Kühle Luft strömt in das Flugzeug und die Fallschirmspringer beginnen ihre Beleuchtung einzuschalten. Der Absetzer gibt jetzt das Signal für den baldigen Absprung. Gleichzeitig leitet er den ersten Springer an den Rand der Rampe. Während der Freifaller auf das grüne Licht wartet, steht die Sonne tiefrot am Horizont. Augenblicklich springt das Signal auf Grün und der Absetzer gibt die Rampe frei. Ein Springer nach dem anderen verlässt das Flugzeug mit einem Kopfsprung, dem sogenannten Dive Exit, in den Abendhimmel. Währenddessen zählt der Verantwortliche am Boden die sich öffnenden Fallschirme. Mit zunehmender Dämmerung bewegt sich langsam ein Fallschirm nach dem anderen zur Landezone. Um sie kenntlich zu machen, ist die Landezone mit einer Bodenbeleuchtung markiert, die den Springern auch die Landerichtung anzeigt. Alle landen unversehrt. Nach kurzer Sammelphase geht es für alle auch schon zurück zum Flugplatz, um sich auf den nächsten Sprung vorzubereiten.

Die Organisationsmeister

Ein Soldat steht seitlich von einem Flugzeug auf einem Flugfeld und spricht zu Soldaten, die vor ihm angetreten sind.

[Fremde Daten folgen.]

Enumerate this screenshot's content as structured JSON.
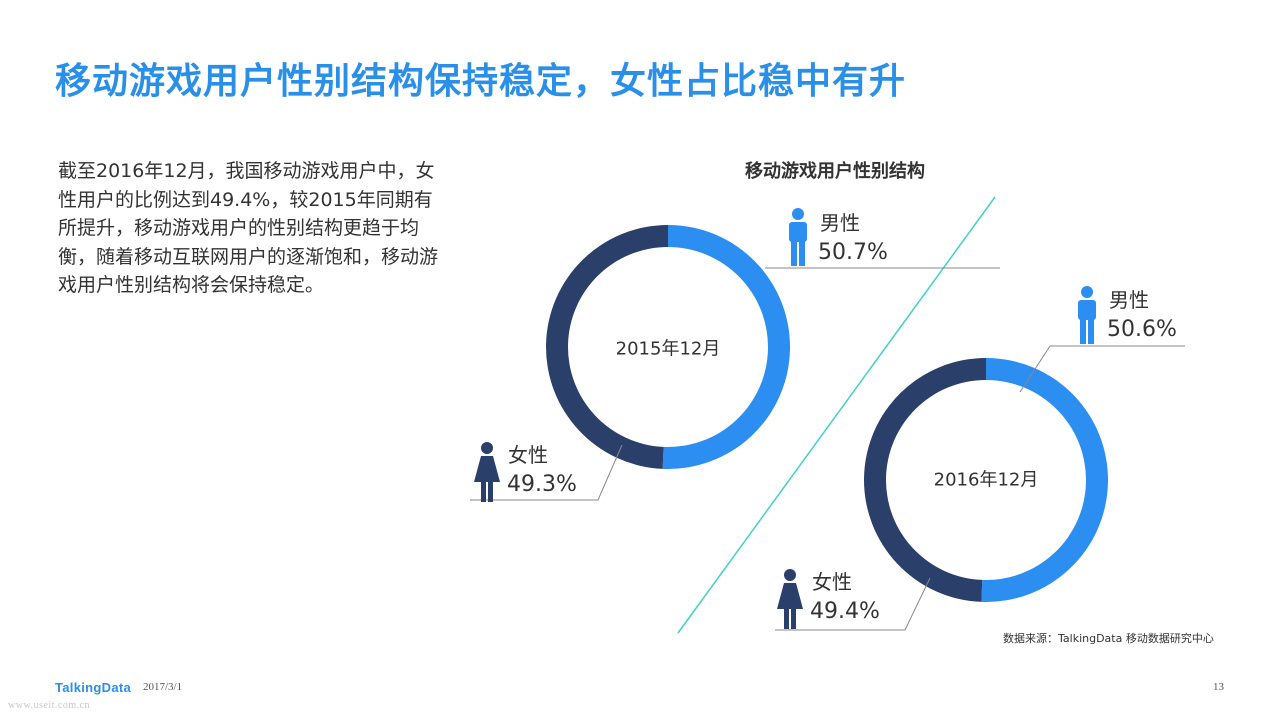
{
  "page": {
    "title": "移动游戏用户性别结构保持稳定，女性占比稳中有升",
    "description": "截至2016年12月，我国移动游戏用户中，女性用户的比例达到49.4%，较2015年同期有所提升，移动游戏用户的性别结构更趋于均衡，随着移动互联网用户的逐渐饱和，移动游戏用户性别结构将会保持稳定。",
    "source": "数据来源：TalkingData 移动数据研究中心",
    "logo": "TalkingData",
    "date": "2017/3/1",
    "page_number": "13",
    "watermark": "www.useit.com.cn"
  },
  "chart_data": {
    "type": "pie",
    "title": "移动游戏用户性别结构",
    "colors": {
      "male": "#2b8ef0",
      "female": "#2b3f6b",
      "divider": "#3fd2c5",
      "leader": "#888888"
    },
    "charts": [
      {
        "center_label": "2015年12月",
        "slices": [
          {
            "key": "male",
            "label": "男性",
            "value": 50.7,
            "value_text": "50.7%"
          },
          {
            "key": "female",
            "label": "女性",
            "value": 49.3,
            "value_text": "49.3%"
          }
        ]
      },
      {
        "center_label": "2016年12月",
        "slices": [
          {
            "key": "male",
            "label": "男性",
            "value": 50.6,
            "value_text": "50.6%"
          },
          {
            "key": "female",
            "label": "女性",
            "value": 49.4,
            "value_text": "49.4%"
          }
        ]
      }
    ]
  }
}
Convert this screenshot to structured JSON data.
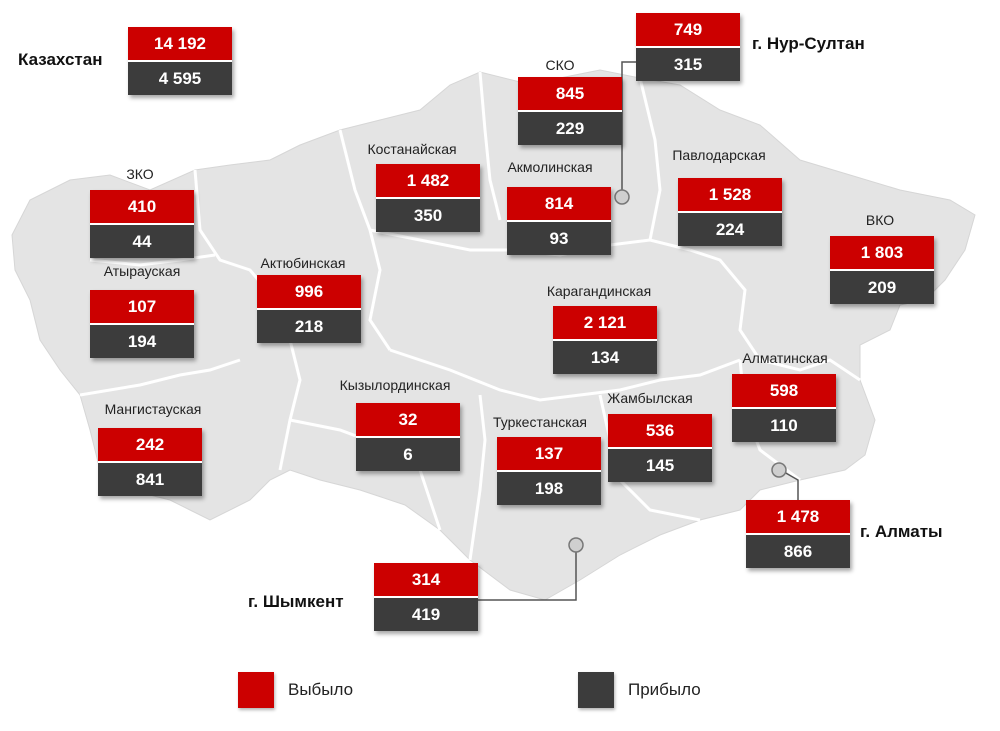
{
  "country": {
    "name": "Казахстан",
    "out": "14 192",
    "in": "4 595"
  },
  "regions": {
    "sko": {
      "name": "СКО",
      "out": "845",
      "in": "229"
    },
    "kos": {
      "name": "Костанайская",
      "out": "1 482",
      "in": "350"
    },
    "akm": {
      "name": "Акмолинская",
      "out": "814",
      "in": "93"
    },
    "pav": {
      "name": "Павлодарская",
      "out": "1 528",
      "in": "224"
    },
    "zko": {
      "name": "ЗКО",
      "out": "410",
      "in": "44"
    },
    "atyr": {
      "name": "Атырауская",
      "out": "107",
      "in": "194"
    },
    "akt": {
      "name": "Актюбинская",
      "out": "996",
      "in": "218"
    },
    "vko": {
      "name": "ВКО",
      "out": "1 803",
      "in": "209"
    },
    "kar": {
      "name": "Карагандинская",
      "out": "2 121",
      "in": "134"
    },
    "alm": {
      "name": "Алматинская",
      "out": "598",
      "in": "110"
    },
    "kyz": {
      "name": "Кызылординская",
      "out": "32",
      "in": "6"
    },
    "zham": {
      "name": "Жамбылская",
      "out": "536",
      "in": "145"
    },
    "turk": {
      "name": "Туркестанская",
      "out": "137",
      "in": "198"
    },
    "mang": {
      "name": "Мангистауская",
      "out": "242",
      "in": "841"
    }
  },
  "cities": {
    "nur": {
      "name": "г. Нур-Султан",
      "out": "749",
      "in": "315"
    },
    "almaty": {
      "name": "г. Алматы",
      "out": "1 478",
      "in": "866"
    },
    "shym": {
      "name": "г. Шымкент",
      "out": "314",
      "in": "419"
    }
  },
  "legend": {
    "out_label": "Выбыло",
    "in_label": "Прибыло"
  },
  "colors": {
    "out": "#cc0000",
    "in": "#3c3c3c",
    "map": "#e4e4e4",
    "borders": "#ffffff"
  }
}
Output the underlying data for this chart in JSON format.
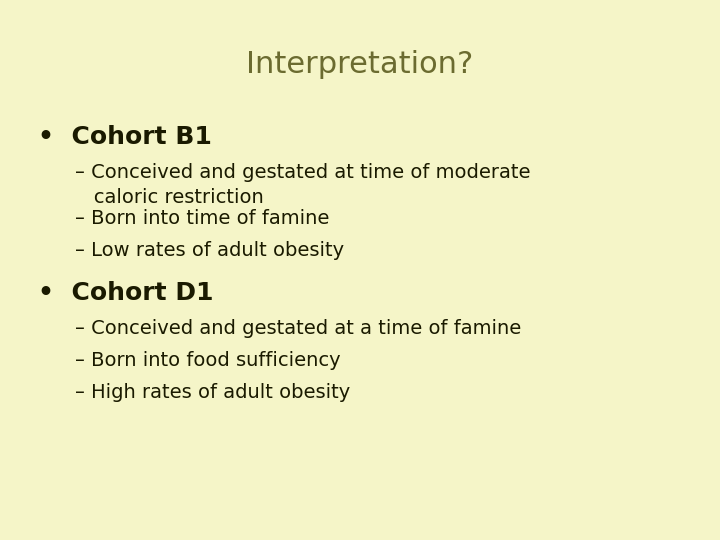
{
  "background_color": "#f5f5c8",
  "title": "Interpretation?",
  "title_color": "#6b6b30",
  "title_fontsize": 22,
  "title_fontstyle": "normal",
  "bullet_color": "#1a1a00",
  "bullet_fontsize": 18,
  "sub_fontsize": 14,
  "bullets": [
    {
      "label": "Cohort B1",
      "subs": [
        "– Conceived and gestated at time of moderate\n   caloric restriction",
        "– Born into time of famine",
        "– Low rates of adult obesity"
      ]
    },
    {
      "label": "Cohort D1",
      "subs": [
        "– Conceived and gestated at a time of famine",
        "– Born into food sufficiency",
        "– High rates of adult obesity"
      ]
    }
  ]
}
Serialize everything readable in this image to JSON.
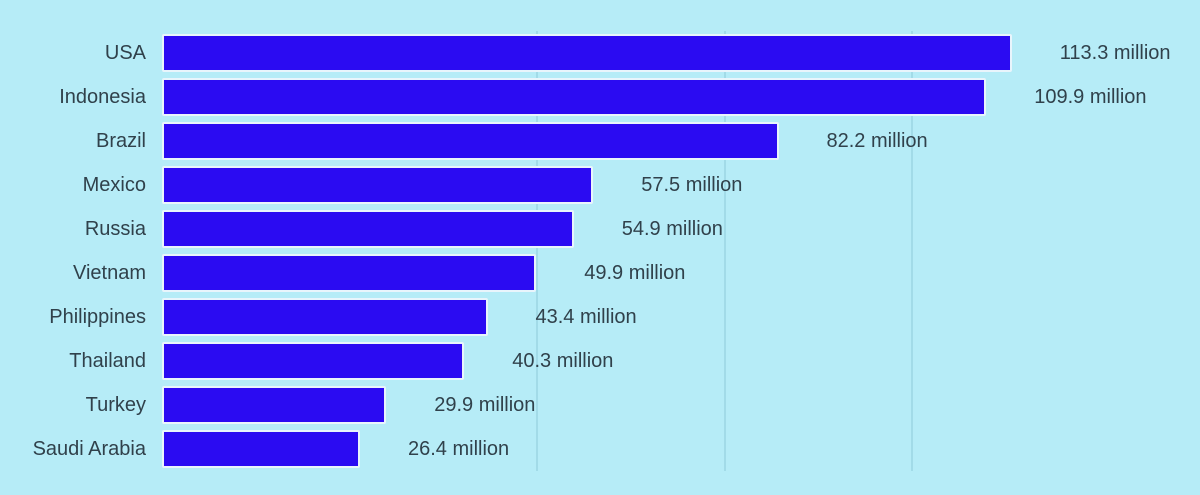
{
  "chart_data": {
    "type": "bar",
    "orientation": "horizontal",
    "unit": "million",
    "categories": [
      "USA",
      "Indonesia",
      "Brazil",
      "Mexico",
      "Russia",
      "Vietnam",
      "Philippines",
      "Thailand",
      "Turkey",
      "Saudi Arabia"
    ],
    "values": [
      113.3,
      109.9,
      82.2,
      57.5,
      54.9,
      49.9,
      43.4,
      40.3,
      29.9,
      26.4
    ],
    "value_labels": [
      "113.3 million",
      "109.9 million",
      "82.2 million",
      "57.5 million",
      "54.9 million",
      "49.9 million",
      "43.4 million",
      "40.3 million",
      "29.9 million",
      "26.4 million"
    ],
    "axis": {
      "xmin": 0,
      "xmax": 125,
      "gridline_step": 25,
      "visible_gridline_values": [
        50,
        75,
        100
      ]
    },
    "legend": "none",
    "grid": "vertical-only",
    "colors": {
      "background": "#b6ecf7",
      "bar": "#2b0bf2",
      "bar_outline": "#e9f5fc",
      "text": "#30414b",
      "gridline": "#a2dbe8"
    }
  }
}
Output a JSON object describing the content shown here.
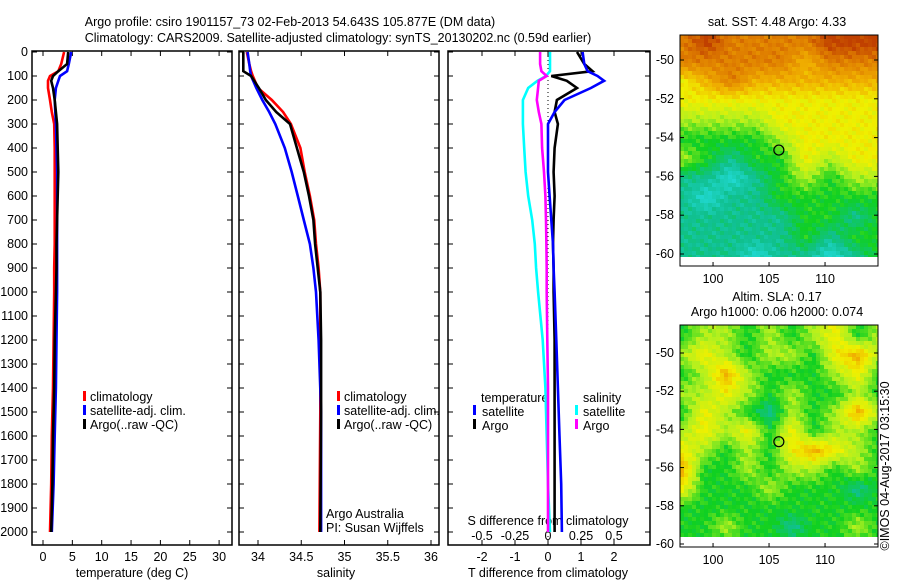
{
  "title": {
    "line1": "Argo profile: csiro 1901157_73 02-Feb-2013 54.643S 105.877E (DM data)",
    "line2": "Climatology: CARS2009. Satellite-adjusted climatology: synTS_20130202.nc (0.59d earlier)"
  },
  "credit": "©IMOS 04-Aug-2017 03:15:30",
  "chart_data": [
    {
      "type": "line",
      "id": "temperature",
      "xlabel": "temperature (deg C)",
      "ylabel": "depth",
      "xlim": [
        -1.9,
        31.2
      ],
      "ylim": [
        2055,
        0
      ],
      "xticks": [
        0,
        5,
        10,
        15,
        20,
        25,
        30
      ],
      "yticks": [
        0,
        100,
        200,
        300,
        400,
        500,
        600,
        700,
        800,
        900,
        1000,
        1100,
        1200,
        1300,
        1400,
        1500,
        1600,
        1700,
        1800,
        1900,
        2000
      ],
      "depth": [
        0,
        50,
        80,
        100,
        120,
        150,
        200,
        250,
        300,
        400,
        500,
        600,
        700,
        800,
        900,
        1000,
        1200,
        1400,
        1600,
        1800,
        2000
      ],
      "series": [
        {
          "name": "climatology",
          "color": "#ff0000",
          "values": [
            3.6,
            3.1,
            2.6,
            1.2,
            0.85,
            0.85,
            1.2,
            1.5,
            1.9,
            2.0,
            2.0,
            2.0,
            2.0,
            2.0,
            1.9,
            1.9,
            1.8,
            1.7,
            1.5,
            1.4,
            1.2
          ]
        },
        {
          "name": "satellite-adj. clim.",
          "color": "#0000ff",
          "values": [
            4.8,
            4.4,
            4.1,
            2.9,
            2.6,
            2.2,
            2.0,
            2.1,
            2.2,
            2.3,
            2.4,
            2.4,
            2.4,
            2.4,
            2.4,
            2.4,
            2.3,
            2.2,
            2.0,
            1.8,
            1.5
          ]
        },
        {
          "name": "Argo(..raw -QC)",
          "color": "#000000",
          "values": [
            4.3,
            4.1,
            2.6,
            1.7,
            1.4,
            1.7,
            2.0,
            2.2,
            2.4,
            2.5,
            2.6,
            2.5,
            2.4,
            2.3,
            2.3,
            2.2,
            2.0,
            1.9,
            1.7,
            1.6,
            1.4
          ]
        }
      ],
      "legend": [
        "climatology",
        "satellite-adj. clim.",
        "Argo(..raw -QC)"
      ]
    },
    {
      "type": "line",
      "id": "salinity",
      "xlabel": "salinity",
      "xlim": [
        33.78,
        36.1
      ],
      "ylim": [
        2055,
        0
      ],
      "xticks": [
        "34",
        "34.5",
        "35",
        "35.5",
        "36"
      ],
      "depth": [
        0,
        50,
        80,
        100,
        150,
        200,
        250,
        300,
        400,
        500,
        600,
        700,
        800,
        900,
        1000,
        1200,
        1500,
        2000
      ],
      "series": [
        {
          "name": "climatology",
          "color": "#ff0000",
          "values": [
            33.87,
            33.9,
            33.92,
            33.94,
            34.0,
            34.16,
            34.29,
            34.38,
            34.49,
            34.54,
            34.6,
            34.65,
            34.67,
            34.7,
            34.72,
            34.72,
            34.72,
            34.71
          ]
        },
        {
          "name": "satellite-adj. clim.",
          "color": "#0000ff",
          "values": [
            33.88,
            33.9,
            33.91,
            33.92,
            33.98,
            34.05,
            34.13,
            34.2,
            34.31,
            34.39,
            34.46,
            34.53,
            34.6,
            34.64,
            34.67,
            34.7,
            34.73,
            34.73
          ]
        },
        {
          "name": "Argo(..raw -QC)",
          "color": "#000000",
          "values": [
            33.83,
            33.83,
            33.83,
            33.92,
            34.01,
            34.09,
            34.21,
            34.37,
            34.45,
            34.53,
            34.59,
            34.64,
            34.66,
            34.69,
            34.72,
            34.73,
            34.73,
            34.72
          ]
        }
      ],
      "legend": [
        "climatology",
        "satellite-adj. clim.",
        "Argo(..raw -QC)"
      ],
      "annotation": [
        "Argo Australia",
        "PI: Susan Wijffels"
      ]
    },
    {
      "type": "line",
      "id": "difference",
      "xlabel": "T difference from climatology",
      "x2label": "S difference from climatology",
      "t_xlim": [
        -3.03,
        3.09
      ],
      "t_xticks": [
        "-2",
        "-1",
        "0",
        "1",
        "2"
      ],
      "s_xticks": [
        "-0.5",
        "-0.25",
        "0",
        "0.25",
        "0.5"
      ],
      "depth": [
        0,
        50,
        80,
        100,
        120,
        150,
        200,
        250,
        300,
        400,
        500,
        600,
        700,
        800,
        900,
        1000,
        1200,
        1400,
        1600,
        1800,
        2000
      ],
      "series": [
        {
          "name": "temperature satellite",
          "color": "#0000ff",
          "quantity": "T",
          "values": [
            1.05,
            1.1,
            1.2,
            1.5,
            1.7,
            1.3,
            0.5,
            0.2,
            0.0,
            0.0,
            0.0,
            0.05,
            0.1,
            0.15,
            0.17,
            0.2,
            0.25,
            0.3,
            0.35,
            0.4,
            0.42
          ]
        },
        {
          "name": "temperature Argo",
          "color": "#000000",
          "quantity": "T",
          "values": [
            0.88,
            1.1,
            1.35,
            0.1,
            0.57,
            0.88,
            0.27,
            0.2,
            0.3,
            0.2,
            0.17,
            0.2,
            0.17,
            0.15,
            0.17,
            0.17,
            0.2,
            0.2,
            0.2,
            0.2,
            0.2
          ]
        },
        {
          "name": "salinity satellite",
          "color": "#00ffff",
          "quantity": "S",
          "values": [
            0.015,
            0.015,
            0.015,
            -0.015,
            -0.08,
            -0.15,
            -0.19,
            -0.19,
            -0.19,
            -0.18,
            -0.17,
            -0.15,
            -0.12,
            -0.1,
            -0.09,
            -0.075,
            -0.04,
            -0.02,
            -0.01,
            0.0,
            0.015
          ]
        },
        {
          "name": "salinity Argo",
          "color": "#ff00ff",
          "quantity": "S",
          "values": [
            -0.06,
            -0.06,
            -0.05,
            -0.01,
            -0.07,
            -0.075,
            -0.085,
            -0.07,
            -0.05,
            -0.045,
            -0.03,
            -0.02,
            -0.015,
            -0.012,
            -0.01,
            -0.01,
            -0.005,
            0.0,
            0.0,
            0.0,
            0.0
          ]
        }
      ],
      "legend": {
        "temperature": {
          "heading": "temperature",
          "items": [
            {
              "label": "satellite",
              "color": "#0000ff"
            },
            {
              "label": "Argo",
              "color": "#000000"
            }
          ]
        },
        "salinity": {
          "heading": "salinity",
          "items": [
            {
              "label": "satellite",
              "color": "#00ffff"
            },
            {
              "label": "Argo",
              "color": "#ff00ff"
            }
          ]
        }
      }
    },
    {
      "type": "heatmap",
      "id": "sst_map",
      "title": "sat. SST: 4.48 Argo: 4.33",
      "xlim": [
        97.05,
        114.7
      ],
      "ylim": [
        -60.15,
        -48.7
      ],
      "xticks": [
        "100",
        "105",
        "110"
      ],
      "yticks": [
        "-50",
        "-52",
        "-54",
        "-56",
        "-58",
        "-60"
      ],
      "argo_position": [
        105.877,
        -54.643
      ],
      "grid_lats": [
        -49,
        -50,
        -51,
        -52,
        -53,
        -54,
        -55,
        -56,
        -57,
        -58,
        -59,
        -60
      ],
      "grid_levels": [
        [
          6,
          7,
          6,
          6,
          6,
          6,
          7,
          7,
          7
        ],
        [
          6,
          6,
          6,
          6,
          6,
          5,
          6,
          6,
          6
        ],
        [
          4,
          5,
          6,
          5,
          5,
          5,
          5,
          5,
          5
        ],
        [
          4,
          4,
          4,
          4,
          4,
          4,
          4,
          4,
          4
        ],
        [
          3,
          3,
          3,
          3,
          4,
          4,
          4,
          4,
          4
        ],
        [
          2,
          2,
          2,
          2,
          3,
          4,
          4,
          4,
          4
        ],
        [
          3,
          2,
          1,
          2,
          2,
          4,
          3,
          4,
          4
        ],
        [
          1,
          1,
          0,
          1,
          2,
          3,
          2,
          3,
          3
        ],
        [
          1,
          0,
          1,
          1,
          2,
          2,
          2,
          2,
          2
        ],
        [
          1,
          1,
          1,
          1,
          1,
          2,
          2,
          1,
          2
        ],
        [
          1,
          1,
          1,
          1,
          1,
          2,
          1,
          2,
          2
        ],
        [
          1,
          1,
          1,
          0,
          1,
          1,
          0,
          1,
          2
        ]
      ]
    },
    {
      "type": "heatmap",
      "id": "sla_map",
      "title": "Altim. SLA: 0.17",
      "subtitle": "Argo h1000: 0.06 h2000: 0.074",
      "xlim": [
        97.05,
        114.7
      ],
      "ylim": [
        -60.15,
        -48.5
      ],
      "xticks": [
        "100",
        "105",
        "110"
      ],
      "yticks": [
        "-50",
        "-52",
        "-54",
        "-56",
        "-58",
        "-60"
      ],
      "argo_position": [
        105.877,
        -54.643
      ],
      "grid_lats": [
        -49,
        -50,
        -51,
        -52,
        -53,
        -54,
        -55,
        -56,
        -57,
        -58,
        -59,
        -60
      ],
      "grid_levels": [
        [
          2,
          3,
          3,
          2,
          3,
          2,
          3,
          4,
          2,
          3
        ],
        [
          3,
          4,
          3,
          2,
          3,
          3,
          2,
          4,
          5,
          3
        ],
        [
          2,
          3,
          5,
          3,
          2,
          2,
          2,
          3,
          4,
          2
        ],
        [
          3,
          3,
          4,
          3,
          2,
          3,
          2,
          2,
          3,
          2
        ],
        [
          2,
          4,
          3,
          2,
          1,
          3,
          2,
          3,
          5,
          3
        ],
        [
          3,
          4,
          3,
          4,
          2,
          4,
          2,
          3,
          3,
          2
        ],
        [
          4,
          3,
          2,
          3,
          2,
          4,
          5,
          4,
          3,
          2
        ],
        [
          5,
          2,
          2,
          3,
          2,
          3,
          3,
          2,
          3,
          2
        ],
        [
          4,
          2,
          2,
          2,
          3,
          2,
          2,
          2,
          1,
          2
        ],
        [
          2,
          2,
          2,
          2,
          2,
          2,
          2,
          2,
          2,
          2
        ],
        [
          2,
          2,
          3,
          2,
          2,
          1,
          2,
          2,
          3,
          2
        ],
        [
          2,
          2,
          2,
          2,
          2,
          2,
          2,
          2,
          2,
          2
        ]
      ]
    }
  ]
}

Oberstleutnant Heiko Klees spricht vor den Fallschirmspringern und seinem Funktionspersonal

Bundeswehr/Markus Mader

Einen taktischen Freifallsprungdienst mit drei Luftfahrzeugen und rund 100 Fallschirmspringern zu realisieren, ist eine organisatorische Herausforderung. Dieser haben sich Oberstleutnant Heiko Klees und sein Leitungsteam gestellt. Das Einteilen der Springer und das Besetzen der Flugzeuge bedarf viel Erfahrung und Organisationsgeschick. Dabei haben sie stets die entscheidenden Wetterbedingungen im Blick. Beeindruckend ist auch, wie sowohl das Team als auch die Besatzung der Luftfahrzeuge mit großer Flexibilität und Improvisationsgeschick auf unerwartete Hürden reagieren. Am Ende ist es gelungen, rund 1.600 Ausbildungssprünge bei Tag und Nacht zu ermöglichen. Alle Teilnehmer konnten hier ihren Erfahrungsschatz erweitern und vertiefen. Der Oberstleutnant lobte während eines Abschlussantretens die Leistungen der Teilnehmer. Alle seien sehr motiviert gewesen, auch wenn die Tage mal länger waren. So konnten alle Ausbildungsziele erreicht werden.

Das Ausbildungsvorhaben Deep Infil ist jetzt seit drei Jahren ein fester Bestandteil der Jahresausbildungsplanung der Brigade. Auch in diesem Jahr hat sich gezeigt, wie wichtig es ist, im internationalen Rahmen mit verbündeten Kräften gemeinsam zu üben. So konnte diese Übung einen großen Beitrag zur Einsatzbereitschaft der Luftlandebrigade 1 leisten.